Inside 1 time/day regardless of food intake.
For the treatment of bronchial asthma, Singulair® should be taken in the evening.
In the treatment of allergic rhinitis, the drug can be taken at any time of the day at the request of the patient.
Patients with bronchial asthma and allergic rhinitis should take 1 tablet of Singulair® once a day in the evening.
Children aged 2 to 5 years
For bronchial asthma and / or allergic rhinitis – 1 chewable tablet of 4 mg per day.
General recommendations
The therapeutic effect of the drug Singulair® on indicators reflecting the course of bronchial asthma develops during the first day. The patient should continue to take Singulair® both during the period of achieving control of symptoms of bronchial asthma, and during periods of exacerbation of bronchial asthma.
For elderly patients, patients with renal insufficiency, as well as patients with mild or moderate hepatic impairment, as well as depending on gender, special dose adjustment is not required.
use of Singulair ® concomitantly with other types of treatment for bronchial asthma
Singulair® can be added to the patient’s treatment with bronchodilators and inhaled corticosteroids.
1 coated tablet, contains:
Active substance:
montelukast – 4 mg;
Excipients:
microcrystalline cellulose,
lactose,
sodium croscarmellose,
hyprolose,
magnesium stearate.
Composition of the shell covering the tablet:
hyprolose, hypromellose, titanium dioxide, iron oxide red and iron oxide yellow dyes and Carnauba wax.
1 coated tablet, contains: Active ingredient: montelukast – 4 mg; Excipients: microcrystalline cellulose, lactose, sodium croscarmellose, hyprolose, magnesium stearate. Composition of the shell covering the tablet: hyprolose, hypromellose, titanium dioxide, iron oxide red and iron oxide yellow dyes and Carnauba wax.

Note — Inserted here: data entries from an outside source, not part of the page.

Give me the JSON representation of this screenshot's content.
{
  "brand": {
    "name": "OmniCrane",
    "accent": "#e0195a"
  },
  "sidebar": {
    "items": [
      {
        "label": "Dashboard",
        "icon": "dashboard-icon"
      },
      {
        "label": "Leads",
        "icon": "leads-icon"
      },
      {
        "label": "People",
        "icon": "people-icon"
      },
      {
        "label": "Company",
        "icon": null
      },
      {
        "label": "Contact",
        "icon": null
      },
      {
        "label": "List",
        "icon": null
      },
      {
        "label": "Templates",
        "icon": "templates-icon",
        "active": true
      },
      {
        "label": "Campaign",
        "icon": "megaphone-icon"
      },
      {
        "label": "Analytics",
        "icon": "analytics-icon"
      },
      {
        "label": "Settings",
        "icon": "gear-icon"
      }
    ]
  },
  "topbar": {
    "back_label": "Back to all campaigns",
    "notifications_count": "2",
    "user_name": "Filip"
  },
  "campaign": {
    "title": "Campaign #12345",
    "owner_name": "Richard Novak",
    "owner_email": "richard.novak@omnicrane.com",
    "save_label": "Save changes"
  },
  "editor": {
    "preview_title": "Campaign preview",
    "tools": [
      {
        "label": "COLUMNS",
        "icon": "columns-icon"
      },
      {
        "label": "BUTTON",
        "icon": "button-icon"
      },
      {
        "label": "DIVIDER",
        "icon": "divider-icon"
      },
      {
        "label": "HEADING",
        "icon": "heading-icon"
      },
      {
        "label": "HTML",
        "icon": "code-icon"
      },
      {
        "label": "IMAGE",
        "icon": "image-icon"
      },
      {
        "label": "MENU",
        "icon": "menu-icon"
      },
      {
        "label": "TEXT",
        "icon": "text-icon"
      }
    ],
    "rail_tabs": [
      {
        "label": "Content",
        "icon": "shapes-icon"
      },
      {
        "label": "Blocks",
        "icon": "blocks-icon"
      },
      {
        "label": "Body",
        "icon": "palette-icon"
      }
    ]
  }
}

Pharmacotherapeutic group: Leukotriene receptor blocker: R. 03. D. C. 03 Pharmacodynamics :
Cysteinyl leukotrienes (LTC4, LTD4, LTE4) are strong mediators of inflammation by eicosanoids, which are secreted by various cells, including mast cells and eosinophils. These important pro-asthmatic mediators bind to cysteinyl leukotriene receptors.
Cysteinyl leukotriene type I receptors (CysLT1 receptors) are present in the human respiratory tract (including bronchial smooth muscle cells, macrophages) and other pro-inflammatory cells (including eosinophils and some myeloid stem cells). Cysteinyl leukotrienes correlate with the pathophysiology of bronchial asthma and allergic rhinitis.
In asthma, leukotriene-mediated effects include bronchospasm, increased mucus secretion, increased vascular permeability, and increased eosinophil count. In allergic rhinitis, after exposure to an allergen, cysteinyl leukotrienes are released from pro-inflammatory cells of the nasal mucosa during the early and late phases of an allergic reaction, which is manifested by symptoms of allergic rhinitis. An intranasal test with cysteinyl leukotrienes showed increased resistance of the nasal airways and symptoms of nasal obstruction.
Montelukast is a highly active drug when taken orally, which significantly improves the indicators of inflammation in bronchial asthma. According to the biochemical and pharmacological analysismontelukast binds with high affinity and selectivity to CysLT1 receptors, without interacting with other pharmacologically important receptors in the respiratory tract (such as prostaglandin, cholinergic or (?- adrenergic receptors).
Montelukast inhibits the physiological action of cysteinyl leukotrienes LTC4, LTD4, and LTE4 by binding to CysLT1 receptors without stimulating these receptors. Montelukast inhibits CysLT receptors in the respiratory tract, which is confirmed by its ability to block the development of bronchospasm in response to LTD4 inhalation in patients with bronchial asthma. A dose of 5 mg is sufficient to relieve LTD4-induced bronchospasm.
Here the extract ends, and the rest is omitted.